Running on a Windows computer with 16 cores and 128GB of RAM (so it’s not a question of memory, I don’t think)


utils::sessionInfo()

R version 4.2.0 (2022-04-22 ucrt)
Platform: x86_64-w64-mingw32/x64 (64-bit)
Running under: Windows 10 x64 (build 18363)

Matrix products: default

locale:
[1] LC_COLLATE=English_United States.utf8 LC_CTYPE=English_United States.utf8 LC_MONETARY=English_United States.utf8 LC_NUMERIC=C
[5] LC_TIME=English_United States.utf8

attached base packages:
[1] stats graphics grDevices utils datasets methods base

other attached packages:
[1] rstan_2.21.5 ggplot2_3.3.6 StanHeaders_2.21.0-7 cmdstanr_0.5.2

loaded via a namespace (and not attached):
[1] Rcpp_1.0.8.3 pillar_1.7.0 compiler_4.2.0 prettyunits_1.1.1 tools_4.2.0 pkgbuild_1.3.1 jsonlite_1.8.0 lifecycle_1.0.1
[9] tibble_3.1.7 gtable_0.3.0 checkmate_2.1.0 pkgconfig_2.0.3 rlang_1.0.2 cli_3.3.0 DBI_1.1.3 parallel_4.2.0
[17] xfun_0.31 loo_2.5.1 gridExtra_2.3 withr_2.5.0 dplyr_1.0.9 knitr_1.39 generics_0.1.2 vctrs_0.4.1
[25] stats4_4.2.0 grid_4.2.0 tidyselect_1.1.2 inline_0.3.19 glue_1.6.2 R6_2.5.1 processx_3.6.1 fansi_1.0.3
[33] distributional_0.3.0 tensorA_0.36.2 callr_3.7.0 farver_2.1.0 purrr_0.3.4 posterior_1.2.2 magrittr_2.0.3 codetools_0.2-18
[41] matrixStats_0.62.0 ps_1.7.1 backports_1.4.1 scales_1.2.0 ellipsis_0.3.2 abind_1.4-5 assertthat_0.2.1 colorspace_2.0-3
[49] utf8_1.2.2 RcppParallel_5.1.5 munsell_0.5.0 crayon_1.5.1

Your problem is almost certainly memory. Your log_lik variable is going to generate 250K values per iteration, and Stan saves 4K iterations by default. That’s 1 billion values at 8 bytes each, for a total of 8GB of data.

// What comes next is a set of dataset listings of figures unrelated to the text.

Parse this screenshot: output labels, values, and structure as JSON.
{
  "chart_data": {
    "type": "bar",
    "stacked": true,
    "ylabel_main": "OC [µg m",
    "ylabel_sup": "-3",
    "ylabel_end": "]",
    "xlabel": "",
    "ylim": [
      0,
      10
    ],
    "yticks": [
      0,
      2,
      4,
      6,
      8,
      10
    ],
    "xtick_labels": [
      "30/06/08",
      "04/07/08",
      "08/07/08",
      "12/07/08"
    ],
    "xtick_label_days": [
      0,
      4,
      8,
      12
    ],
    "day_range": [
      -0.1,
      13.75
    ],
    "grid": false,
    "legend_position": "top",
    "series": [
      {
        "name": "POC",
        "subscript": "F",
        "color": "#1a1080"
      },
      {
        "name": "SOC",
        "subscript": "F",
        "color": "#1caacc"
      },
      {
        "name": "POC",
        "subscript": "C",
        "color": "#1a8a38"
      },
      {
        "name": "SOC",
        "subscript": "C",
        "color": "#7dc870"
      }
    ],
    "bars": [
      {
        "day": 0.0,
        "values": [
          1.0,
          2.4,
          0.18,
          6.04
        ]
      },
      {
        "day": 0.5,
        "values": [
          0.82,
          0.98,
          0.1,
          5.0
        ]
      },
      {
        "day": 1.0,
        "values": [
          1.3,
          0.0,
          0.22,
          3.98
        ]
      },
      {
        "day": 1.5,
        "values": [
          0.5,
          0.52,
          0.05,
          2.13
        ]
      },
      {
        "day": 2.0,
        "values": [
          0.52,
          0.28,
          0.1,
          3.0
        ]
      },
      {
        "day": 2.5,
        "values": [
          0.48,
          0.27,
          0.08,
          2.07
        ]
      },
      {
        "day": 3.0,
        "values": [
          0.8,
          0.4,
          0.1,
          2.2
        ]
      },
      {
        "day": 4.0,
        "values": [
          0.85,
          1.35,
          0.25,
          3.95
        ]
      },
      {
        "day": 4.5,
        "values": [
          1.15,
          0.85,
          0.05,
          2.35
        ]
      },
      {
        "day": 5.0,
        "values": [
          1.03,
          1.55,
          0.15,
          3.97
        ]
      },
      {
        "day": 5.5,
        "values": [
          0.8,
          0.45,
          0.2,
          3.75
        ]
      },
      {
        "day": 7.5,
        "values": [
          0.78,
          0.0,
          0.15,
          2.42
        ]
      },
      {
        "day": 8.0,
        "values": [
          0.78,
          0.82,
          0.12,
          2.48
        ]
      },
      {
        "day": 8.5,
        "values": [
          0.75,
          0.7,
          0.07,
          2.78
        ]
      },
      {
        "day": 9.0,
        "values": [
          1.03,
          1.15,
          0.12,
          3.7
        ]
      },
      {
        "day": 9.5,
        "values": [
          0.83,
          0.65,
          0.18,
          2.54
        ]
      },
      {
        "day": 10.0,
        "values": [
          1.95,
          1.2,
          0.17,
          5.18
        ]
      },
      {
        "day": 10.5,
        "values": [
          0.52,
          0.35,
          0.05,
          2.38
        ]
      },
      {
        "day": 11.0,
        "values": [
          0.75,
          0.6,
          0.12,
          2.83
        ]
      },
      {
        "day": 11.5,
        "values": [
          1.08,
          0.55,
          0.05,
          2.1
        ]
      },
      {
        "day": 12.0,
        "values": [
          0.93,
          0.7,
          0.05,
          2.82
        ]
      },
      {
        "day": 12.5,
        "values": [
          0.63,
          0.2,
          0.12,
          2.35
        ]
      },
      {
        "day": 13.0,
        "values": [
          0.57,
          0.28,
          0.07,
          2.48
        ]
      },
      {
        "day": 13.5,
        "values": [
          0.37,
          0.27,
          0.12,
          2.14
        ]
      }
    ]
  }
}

On my iMac Pro (circa 2020) with 64GB of memory, this example samples in about 4m (using 4 parallel chains), then takes about the same amount of time to load the data.

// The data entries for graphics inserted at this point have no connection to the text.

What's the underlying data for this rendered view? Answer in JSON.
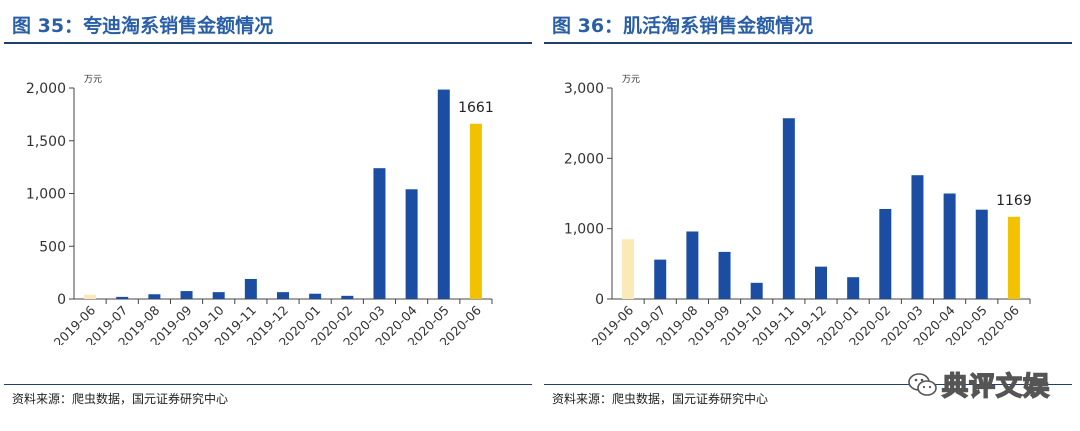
{
  "charts": [
    {
      "fig_number": "图 35：",
      "fig_title": "夸迪淘系销售金额情况",
      "source": "资料来源：爬虫数据，国元证券研究中心",
      "chart_data": {
        "type": "bar",
        "title": "夸迪淘系销售金额情况",
        "ylabel": "万元",
        "xlabel": "",
        "ylim": [
          0,
          2000
        ],
        "yticks": [
          0,
          500,
          1000,
          1500,
          2000
        ],
        "ytick_labels": [
          "0",
          "500",
          "1,000",
          "1,500",
          "2,000"
        ],
        "grid": false,
        "categories": [
          "2019-06",
          "2019-07",
          "2019-08",
          "2019-09",
          "2019-10",
          "2019-11",
          "2019-12",
          "2020-01",
          "2020-02",
          "2020-03",
          "2020-04",
          "2020-05",
          "2020-06"
        ],
        "values": [
          40,
          20,
          45,
          75,
          65,
          190,
          65,
          50,
          30,
          1240,
          1040,
          1985,
          1661
        ],
        "colors": [
          "#fbe9b8",
          "#1b4ea3",
          "#1b4ea3",
          "#1b4ea3",
          "#1b4ea3",
          "#1b4ea3",
          "#1b4ea3",
          "#1b4ea3",
          "#1b4ea3",
          "#1b4ea3",
          "#1b4ea3",
          "#1b4ea3",
          "#f2c200"
        ],
        "data_labels": [
          {
            "index": 12,
            "text": "1661"
          }
        ]
      }
    },
    {
      "fig_number": "图 36：",
      "fig_title": "肌活淘系销售金额情况",
      "source": "资料来源：爬虫数据，国元证券研究中心",
      "chart_data": {
        "type": "bar",
        "title": "肌活淘系销售金额情况",
        "ylabel": "万元",
        "xlabel": "",
        "ylim": [
          0,
          3000
        ],
        "yticks": [
          0,
          1000,
          2000,
          3000
        ],
        "ytick_labels": [
          "0",
          "1,000",
          "2,000",
          "3,000"
        ],
        "grid": false,
        "categories": [
          "2019-06",
          "2019-07",
          "2019-08",
          "2019-09",
          "2019-10",
          "2019-11",
          "2019-12",
          "2020-01",
          "2020-02",
          "2020-03",
          "2020-04",
          "2020-05",
          "2020-06"
        ],
        "values": [
          850,
          560,
          960,
          670,
          230,
          2570,
          460,
          310,
          1280,
          1760,
          1500,
          1270,
          1169
        ],
        "colors": [
          "#fbe9b8",
          "#1b4ea3",
          "#1b4ea3",
          "#1b4ea3",
          "#1b4ea3",
          "#1b4ea3",
          "#1b4ea3",
          "#1b4ea3",
          "#1b4ea3",
          "#1b4ea3",
          "#1b4ea3",
          "#1b4ea3",
          "#f2c200"
        ],
        "data_labels": [
          {
            "index": 12,
            "text": "1169"
          }
        ]
      }
    }
  ],
  "watermark": {
    "icon": "wechat-icon",
    "text": "典评文娱"
  }
}
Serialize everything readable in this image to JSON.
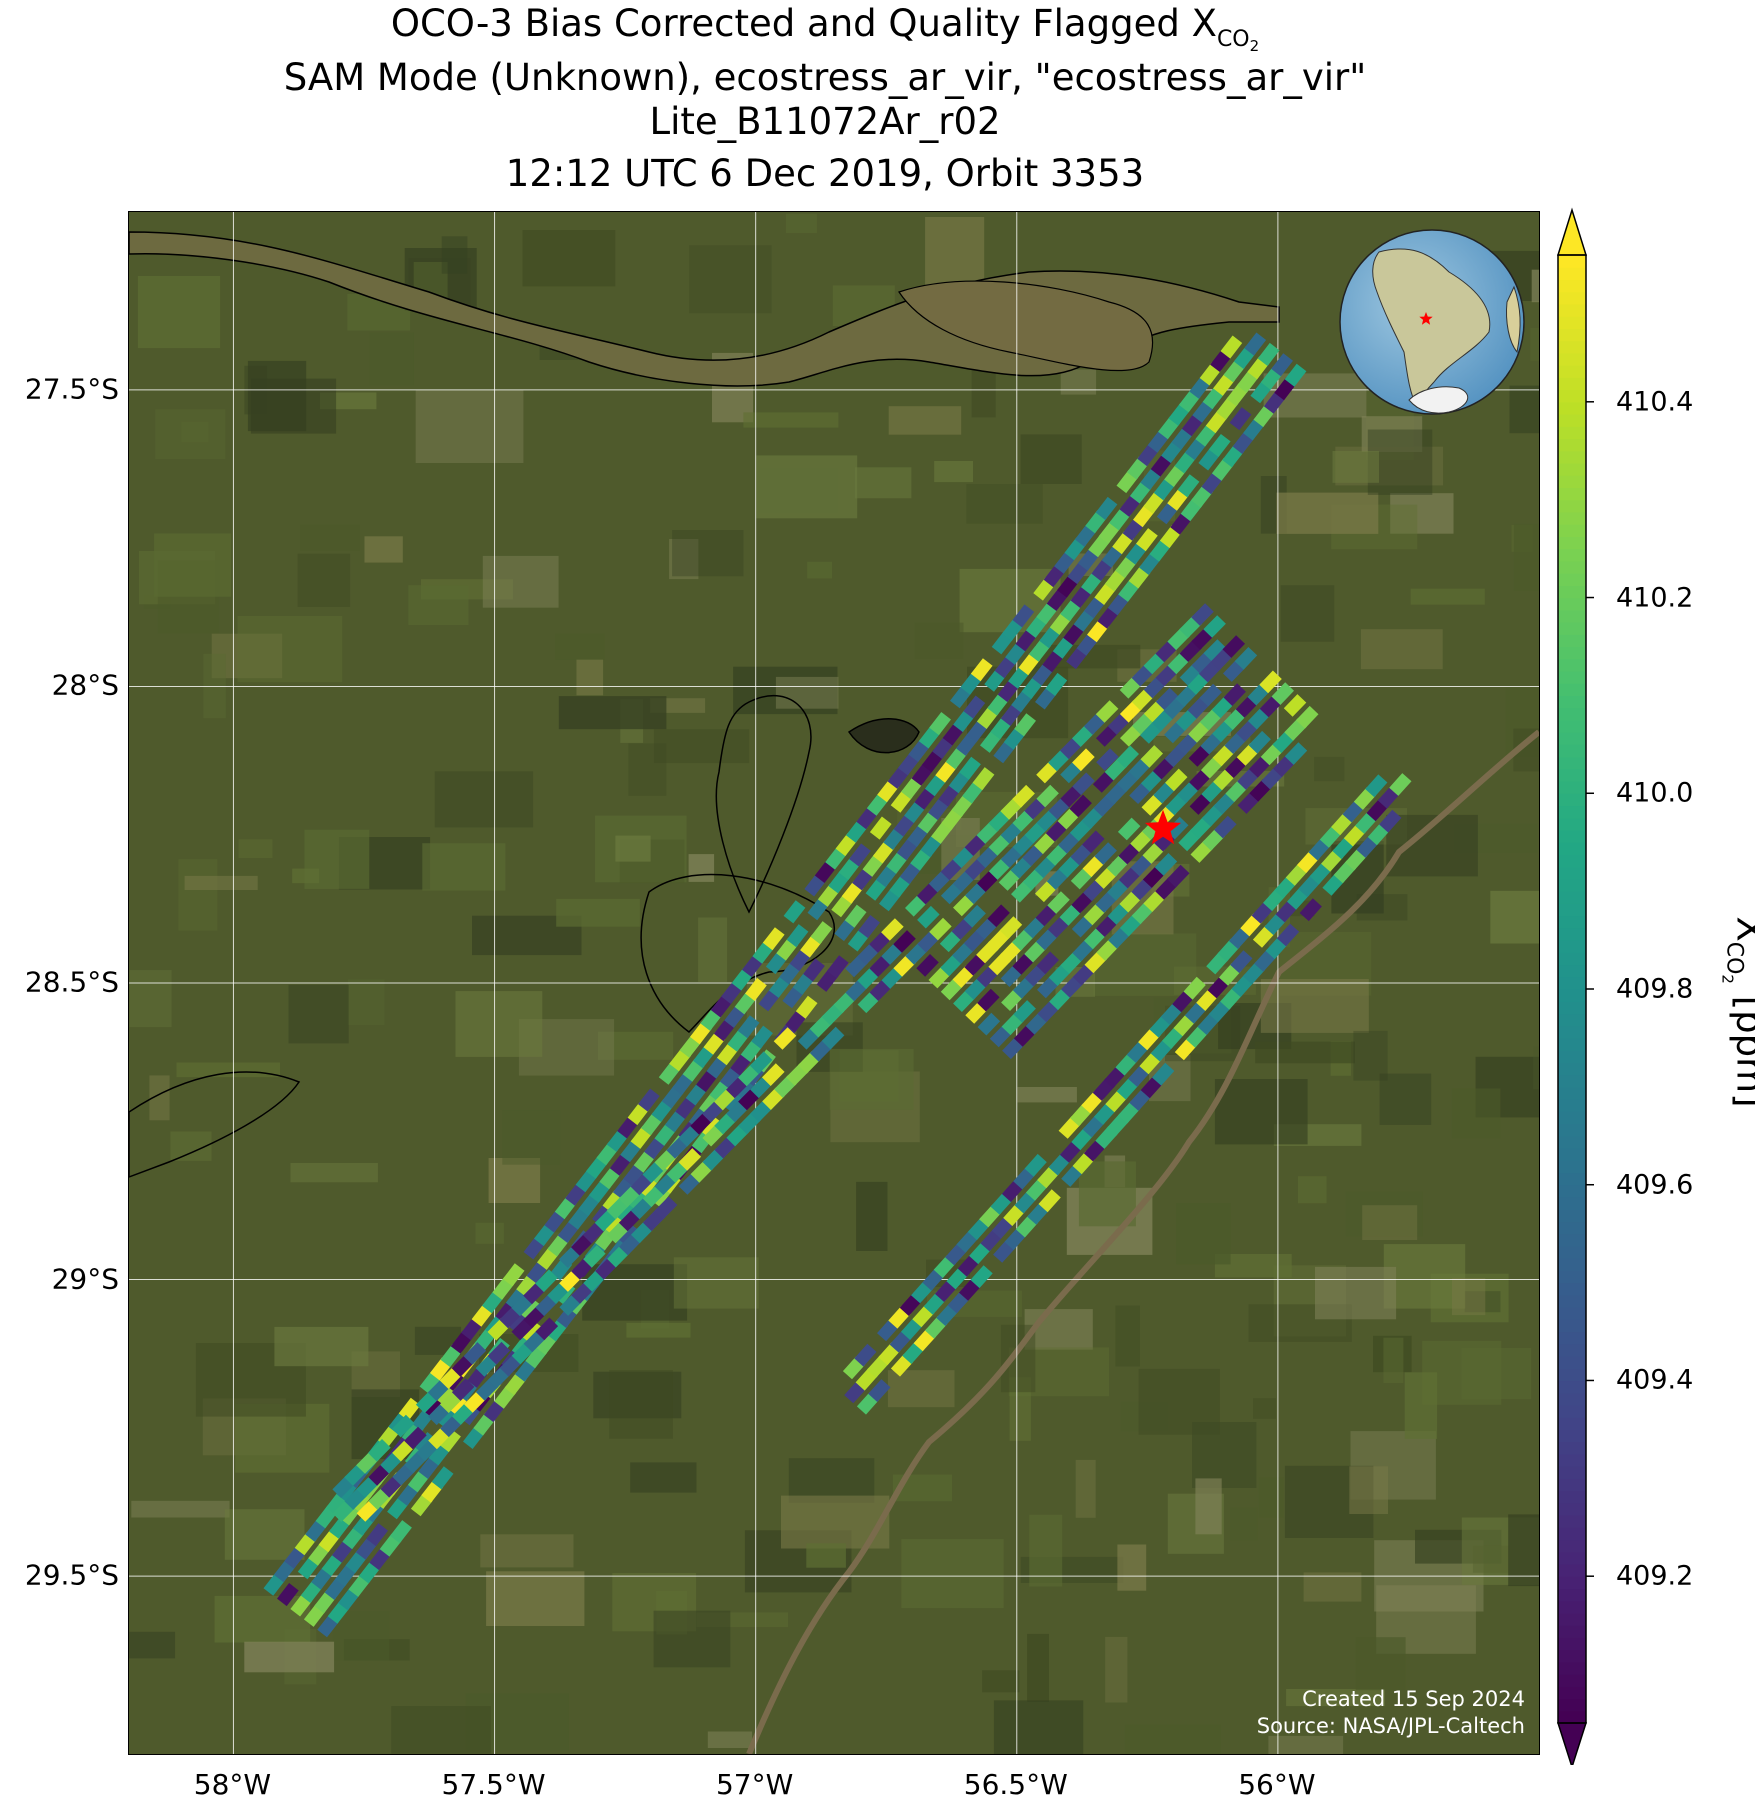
{
  "title": {
    "line1_prefix": "OCO-3 Bias Corrected and Quality Flagged X",
    "line1_sub": "CO",
    "line1_subsub": "2",
    "line2": "SAM Mode (Unknown), ecostress_ar_vir, \"ecostress_ar_vir\"",
    "line3": "Lite_B11072Ar_r02",
    "line4": "12:12 UTC 6 Dec 2019, Orbit 3353"
  },
  "map": {
    "lon_range": [
      -58.2,
      -55.5
    ],
    "lat_range": [
      -29.8,
      -27.2
    ],
    "xticks": [
      {
        "lon": -58.0,
        "label": "58°W"
      },
      {
        "lon": -57.5,
        "label": "57.5°W"
      },
      {
        "lon": -57.0,
        "label": "57°W"
      },
      {
        "lon": -56.5,
        "label": "56.5°W"
      },
      {
        "lon": -56.0,
        "label": "56°W"
      }
    ],
    "yticks": [
      {
        "lat": -27.5,
        "label": "27.5°S"
      },
      {
        "lat": -28.0,
        "label": "28°S"
      },
      {
        "lat": -28.5,
        "label": "28.5°S"
      },
      {
        "lat": -29.0,
        "label": "29°S"
      },
      {
        "lat": -29.5,
        "label": "29.5°S"
      }
    ],
    "target_marker": {
      "lon": -56.22,
      "lat": -28.24,
      "color": "#ff0000"
    },
    "basemap": "satellite imagery",
    "colors": {
      "vegetation": "#4f5a2c",
      "river": "#6b6a3e",
      "grid": "#ffffff"
    }
  },
  "chart_data": {
    "type": "heatmap",
    "variable": "XCO2",
    "unit": "ppm",
    "colormap": "viridis",
    "clim": [
      409.05,
      410.55
    ],
    "swaths": [
      {
        "start": {
          "lon": -57.88,
          "lat": -29.56
        },
        "end": {
          "lon": -56.0,
          "lat": -27.42
        },
        "width_deg": 0.15
      },
      {
        "start": {
          "lon": -57.8,
          "lat": -29.4
        },
        "end": {
          "lon": -56.1,
          "lat": -27.88
        },
        "width_deg": 0.09
      },
      {
        "start": {
          "lon": -56.6,
          "lat": -28.55
        },
        "end": {
          "lon": -56.0,
          "lat": -28.0
        },
        "width_deg": 0.26
      },
      {
        "start": {
          "lon": -56.82,
          "lat": -29.2
        },
        "end": {
          "lon": -55.75,
          "lat": -28.15
        },
        "width_deg": 0.11
      }
    ]
  },
  "colorbar": {
    "label_prefix": "X",
    "label_sub": "CO",
    "label_subsub": "2",
    "label_suffix": " [ppm]",
    "ticks": [
      {
        "value": 409.2,
        "label": "409.2"
      },
      {
        "value": 409.4,
        "label": "409.4"
      },
      {
        "value": 409.6,
        "label": "409.6"
      },
      {
        "value": 409.8,
        "label": "409.8"
      },
      {
        "value": 410.0,
        "label": "410.0"
      },
      {
        "value": 410.2,
        "label": "410.2"
      },
      {
        "value": 410.4,
        "label": "410.4"
      }
    ],
    "extend": "both"
  },
  "credit": {
    "line1": "Created 15 Sep 2024",
    "line2": "Source: NASA/JPL-Caltech"
  }
}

@Jonah should know what the total memory overhead requirement is for RStan and whether it’s much higher than the size of the draws being loaded.

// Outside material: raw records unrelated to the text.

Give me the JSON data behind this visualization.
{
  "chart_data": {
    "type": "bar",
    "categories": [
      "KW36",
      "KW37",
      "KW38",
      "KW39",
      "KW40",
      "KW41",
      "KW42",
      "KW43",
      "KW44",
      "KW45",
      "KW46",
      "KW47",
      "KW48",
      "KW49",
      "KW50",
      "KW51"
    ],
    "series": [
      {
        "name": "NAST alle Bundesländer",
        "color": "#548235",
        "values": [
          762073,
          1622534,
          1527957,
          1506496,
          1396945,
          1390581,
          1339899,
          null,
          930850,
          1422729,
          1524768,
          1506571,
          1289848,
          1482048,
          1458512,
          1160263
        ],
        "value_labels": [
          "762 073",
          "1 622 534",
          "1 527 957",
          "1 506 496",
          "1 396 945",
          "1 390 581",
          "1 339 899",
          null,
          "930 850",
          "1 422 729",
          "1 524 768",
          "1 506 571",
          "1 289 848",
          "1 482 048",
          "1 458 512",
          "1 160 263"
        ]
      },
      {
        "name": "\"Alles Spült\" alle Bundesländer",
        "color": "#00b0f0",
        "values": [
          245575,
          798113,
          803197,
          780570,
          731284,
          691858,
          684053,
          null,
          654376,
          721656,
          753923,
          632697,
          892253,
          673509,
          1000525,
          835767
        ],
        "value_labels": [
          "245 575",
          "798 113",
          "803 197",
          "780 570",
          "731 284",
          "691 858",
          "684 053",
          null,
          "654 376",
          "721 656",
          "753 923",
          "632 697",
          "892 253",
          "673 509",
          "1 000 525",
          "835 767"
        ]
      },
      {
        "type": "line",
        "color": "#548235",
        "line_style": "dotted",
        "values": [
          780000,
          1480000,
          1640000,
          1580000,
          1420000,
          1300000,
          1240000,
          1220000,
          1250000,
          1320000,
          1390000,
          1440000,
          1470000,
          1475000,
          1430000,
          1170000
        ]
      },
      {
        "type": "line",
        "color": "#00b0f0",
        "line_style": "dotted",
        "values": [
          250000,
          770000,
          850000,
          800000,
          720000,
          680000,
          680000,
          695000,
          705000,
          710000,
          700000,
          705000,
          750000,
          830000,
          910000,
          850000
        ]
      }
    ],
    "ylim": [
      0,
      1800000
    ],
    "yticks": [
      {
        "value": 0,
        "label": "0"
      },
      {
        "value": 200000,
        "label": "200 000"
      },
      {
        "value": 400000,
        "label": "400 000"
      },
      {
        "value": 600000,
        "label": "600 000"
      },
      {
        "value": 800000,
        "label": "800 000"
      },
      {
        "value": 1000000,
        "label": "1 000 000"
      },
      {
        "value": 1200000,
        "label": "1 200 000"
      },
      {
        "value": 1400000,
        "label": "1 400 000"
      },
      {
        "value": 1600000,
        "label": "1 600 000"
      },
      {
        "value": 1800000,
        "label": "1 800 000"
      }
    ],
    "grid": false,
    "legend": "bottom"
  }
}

Thanks @Bob_Carpenter. Memory limits totally makes sense (the stored csv files add up to 8-10 GB), although I’m at a loss as to what limit I’m hitting. The machines I’m running on have 64 GB (or more) of memory available.
Is this a Windows thing? It sounds like the example runs fine on your iMac?
I’ve reproduced the crash on both the Windows 10 machine that I referenced in the original post, and on a Windows 11 machine.

It definitely works fine on my iMac. I don’t have a Windows machine on which to try it there.